Bu güçlükleri saymazsak, eskivarlıkbilimin öbür başlıca olguları çeşitlenme ve doğal seçmeyle değişiklik geçirerek türeme teorisiyle çok güzel uyuşmaktadır. Yeni türlerin neden yavaş yavaş ve ardışık olarak ortaya çıktığını; farklı sınıflardaki türlerin neden birlikte, ya da aynı hızla, ya da aynı ölçüde değişmek gerekmediğini; ama zamanla hepsinin aynı ölçüde değişikliğe uğradığını, böylelikle anlayabiliyoruz. Eski biçimlerin tükenmesi, yeni biçimlerin türemesinin hemen hemen kaçınılmaz bir sonucudur. Bir kez ortadan kalkan bir türün neden asla yeniden ortaya çıkmadığını kavrayabiliyoruz. Tür grupları sayıca yavaş çoğalır, ve dayanma süreleri eşit değildir; çünkü değişiklik geçirme süreci zorunlu olarak yavaştır, ve karmaşık birçok rastlaşmalara bağlıdır. Büyük ve başat gruplardan olan başat türler, yeni altgruplar ve gruplar oluşturan değişiklik geçirmiş birçok döl bırakmaya eğilimlidir. Bu gruplar oluşurken, daha az güçlü olanlar, ortak bir atadan soya çekimle gelen eksiklikleri yüzünden tükenir, ve yeryüzünde değişiklik geçirmiş döl bırakmaz. Ama bütün bir tür grubunun tümüyle tükenmesi bazen yavaş bir süreçtir, çünkü saklı ve ayrıklanmış durumdaki bazı döllerin ortadan kalkması gecikir. Bir kez tümüyle ortadan kalkmış bir grup, yeniden ortaya çıkmaz; çünkü kuşakları bağlayan zincir kopmuştur.
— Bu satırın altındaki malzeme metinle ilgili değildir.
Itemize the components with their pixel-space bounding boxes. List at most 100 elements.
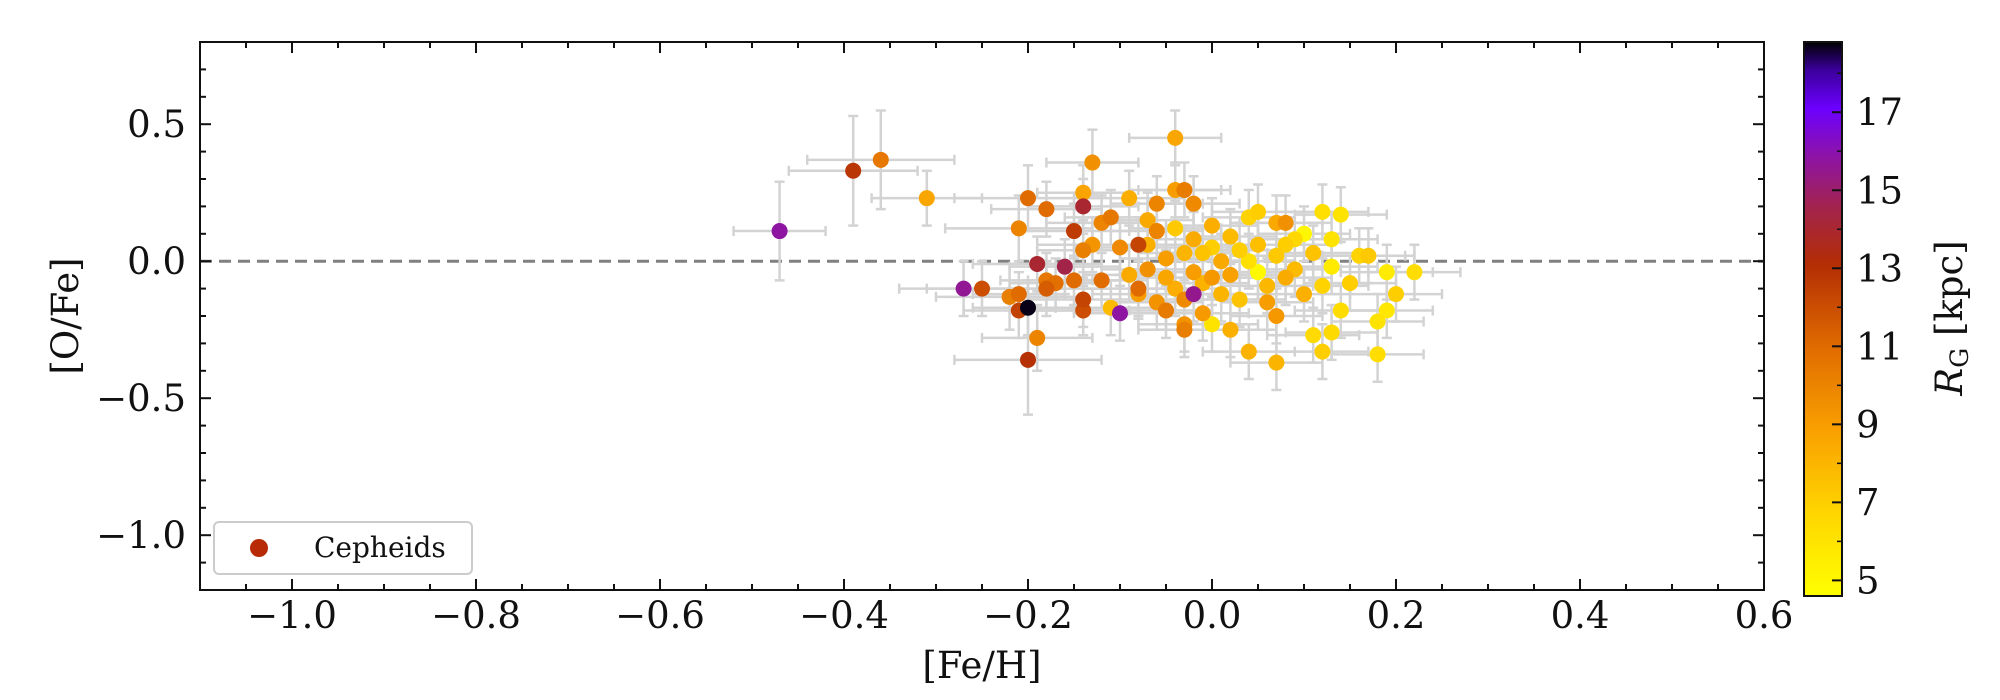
data-point	[1020, 299, 1036, 316]
x-tick-label: 0.2	[1367, 594, 1426, 637]
x-tick-label: 0.0	[1183, 594, 1242, 637]
data-point	[1148, 223, 1165, 240]
data-point	[1075, 242, 1092, 259]
colorbar-tick-label: 17	[1856, 91, 1903, 134]
data-point	[1222, 228, 1239, 245]
data-point	[1038, 280, 1055, 297]
data-point	[1185, 231, 1202, 248]
data-point	[1323, 324, 1340, 341]
data-point	[1314, 203, 1331, 220]
data-point	[1277, 269, 1294, 286]
data-point	[1075, 291, 1092, 308]
data-point	[1378, 264, 1395, 281]
data-point	[1158, 302, 1174, 319]
data-point	[1231, 242, 1248, 259]
data-point	[1323, 258, 1340, 275]
data-point	[1296, 286, 1312, 303]
colorbar: 5 7 9 11 13 15 17 RG [kpc]	[1803, 41, 1974, 602]
data-point	[1167, 220, 1184, 237]
colorbar-tick-label: 11	[1856, 325, 1903, 368]
data-point	[1038, 201, 1055, 218]
data-point	[1250, 203, 1266, 220]
data-point	[1231, 291, 1248, 308]
data-point	[1305, 244, 1322, 261]
data-point	[872, 151, 889, 168]
data-point	[974, 280, 990, 297]
data-point	[1075, 302, 1092, 319]
data-point	[1185, 195, 1202, 212]
data-point	[1369, 346, 1386, 363]
x-axis-label: [Fe/H]	[922, 644, 1041, 687]
colorbar-tick-label: 7	[1856, 481, 1880, 524]
data-point	[1213, 286, 1230, 303]
data-point	[1130, 280, 1147, 297]
legend-box	[213, 521, 473, 575]
y-axis-label: [O/Fe]	[44, 257, 87, 374]
data-point	[1158, 269, 1174, 286]
data-point	[1259, 277, 1276, 294]
data-point	[1332, 302, 1349, 319]
data-point	[1102, 209, 1119, 226]
data-point	[1378, 302, 1395, 319]
data-point	[1204, 269, 1220, 286]
colorbar-gradient	[1803, 41, 1843, 597]
data-point	[1185, 286, 1202, 303]
data-point	[1388, 286, 1404, 303]
data-point	[1240, 253, 1257, 270]
data-point	[1121, 266, 1138, 283]
data-point	[1277, 236, 1294, 253]
colorbar-tick-label: 13	[1856, 247, 1903, 290]
data-point	[1360, 247, 1377, 264]
data-point	[1130, 236, 1147, 253]
data-point	[1176, 244, 1193, 261]
data-point	[1185, 264, 1202, 281]
x-axis-ticks: −1.0 −0.8 −0.6 −0.4 −0.2 0.0 0.2 0.4 0.6	[199, 42, 1794, 637]
data-point	[1222, 266, 1239, 283]
data-point	[1268, 247, 1285, 264]
y-tick-label: 0.0	[127, 240, 186, 283]
y-axis-ticks: 0.5 0.0 −0.5 −1.0	[96, 41, 1764, 591]
x-tick-label: 0.4	[1551, 594, 1610, 637]
data-point	[1194, 305, 1211, 322]
x-tick-label: −1.0	[247, 594, 337, 637]
x-tick-label: −0.8	[431, 594, 521, 637]
data-point	[1029, 255, 1046, 272]
data-point	[1010, 286, 1027, 303]
data-point	[1342, 275, 1358, 292]
data-point	[1075, 198, 1092, 215]
data-point	[1268, 354, 1285, 371]
data-point	[1305, 327, 1322, 344]
y-tick-label: 0.5	[127, 103, 186, 146]
data-point	[1194, 244, 1211, 261]
data-point	[1222, 321, 1239, 338]
legend-label: Cepheids	[314, 531, 446, 564]
colorbar-label-main: R	[1928, 368, 1971, 397]
x-tick-label: 0.6	[1735, 594, 1794, 637]
data-point	[1148, 195, 1165, 212]
data-point	[1250, 264, 1266, 281]
colorbar-label: RG [kpc]	[1928, 240, 1974, 396]
data-point	[1259, 294, 1276, 311]
data-point	[1112, 305, 1128, 322]
data-point	[1369, 313, 1386, 330]
data-point	[1323, 231, 1340, 248]
data-point	[1213, 253, 1230, 270]
y-tick-label: −1.0	[96, 514, 186, 557]
data-point	[1093, 272, 1110, 289]
data-point	[1332, 206, 1349, 223]
data-point	[1112, 239, 1128, 256]
data-point	[1139, 261, 1156, 278]
data-points-layer	[771, 129, 1423, 371]
data-point	[955, 280, 972, 297]
data-point	[1167, 280, 1184, 297]
data-point	[1056, 258, 1073, 275]
data-point	[1250, 236, 1266, 253]
colorbar-tick-label: 9	[1856, 403, 1880, 446]
data-point	[1020, 190, 1036, 207]
colorbar-tick-label: 5	[1856, 559, 1880, 602]
colorbar-label-sub: G	[1945, 348, 1974, 368]
data-point	[1406, 264, 1423, 281]
data-point	[1010, 220, 1027, 237]
data-point	[1029, 329, 1046, 346]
Geniş alanlara yayılan ve en çok çeşit türeten başat biçimlerin, hısım ama değişiklik geçirmiş dölleriyle neden yeryüzünü kaplamak eğiliminde olduğunu, ve varolma savaşında kendilerinden aşağı olan grupların yerlerini kapmayı genellikle neden başardığını anlayabiliyoruz. Uzun zaman aralıklarından sonra yeryüzündeki canlıların aynı zamanda değişmiş gibi görünmesi bundan ötürüdür.
Eski ve yeni bütün canlı biçimlerin, birlikte, neden büyük birkaç sınıf oluşturduğunu anlayabiliyoruz. Bir biçimin niçin ne denli eskiyse yaşayan biçimlerden o denli farklı olduğunu; eski ve tükenmiş biçimlerin neden yaşayan biçimler arasındaki boşlukları çoğu zaman doldurduğunu; bazen önceleri farklı sayılmış iki grubu birleştirdiğini; ama çokluk onları birbirine ancak biraz yaklaştırdığını, ıranın sürekli ıraksama eğilimiyle açıklayabiliyoruz. Bir biçim ne denli eskiyse, bugün tükenmiş grupların belirli bir ölçüde arasında bulunması da o denli sık görülen bir durumdur; çünkü bir biçim ne denli eskiyse, o zamandan beri büyük ölçüde ıraksamış olan grubun ortak atası ile o denli yakın hısımdır, ve bundan ötürü ona o denli çok benzer. Tükenmiş biçimler yaşayan biçimlerin ancak bazen doğrudan doğruya arasındadır; onlar, yalnız öbür tükenmiş ve farklı biçimlerden geçen dolambaçlı çizgi üzerinde arada bulunur. Birbirini hemen izleyen yer bilimsel oluşumlardaki organik kalıntıların neden yakın hısım olduğunu, ve ortada kalan bir yer bilimsel oluşumdaki kalıntıların da ıraca neden ortada olduğunu açıkça anlayabiliyoruz.
Dünyanın tarihinin ardışık dönemlerinin her birindeki canlıları, yaşama savaşında kendi öncellerini yenmiştir ve bulundukları aşama daha yukarıdır, yapıları genellikle daha çok özelleşmiştir; ve bu, pek çok eskivarlıkbilimcinin kabul ettiği görüşle, organlanmanın genellikle ilerlediği görüşüyle açıklanabilir. Tükenmiş ve eski hayvanlar, aynı sınıflardan olan yeni hayvanların embriyonlarına belirli bir ölçüde benzemektedir ve bu dikkate değer olgu, bizim görüşlerimizle kolayca açıklanmaktadır. Son yer bilimsel dönemler boyunca aynı tiplerin aynı alanlardaki ardışımı anlaşılmaz olmaktan çıkarılmış ve soya çekim ilkesiyle aydınlatılmıştır.
Sonuç olarak, yer bilimsel belgeler birçoklarının inandığı gibi pek eksikse (hiç değilse bunun karşıtının kanıtlanamayacağı öne sürülebilir), doğal seçme teorisinin karşılaştığı başlıca engeller büyük ölçüde giderilir ya da ortadan kalkar. Öte yandan, bana öyle geliyor ki, eskivarlıkbilimin bellibaşlı yasaları, türlerin bilinen yoldan türediğini, değişimin ve en uygunların kalımının ürünleri olan gelişmiş ve yeni canlı biçimlerin eski biçimlerin yerini aldığını açıkça ortaya koymaktadır.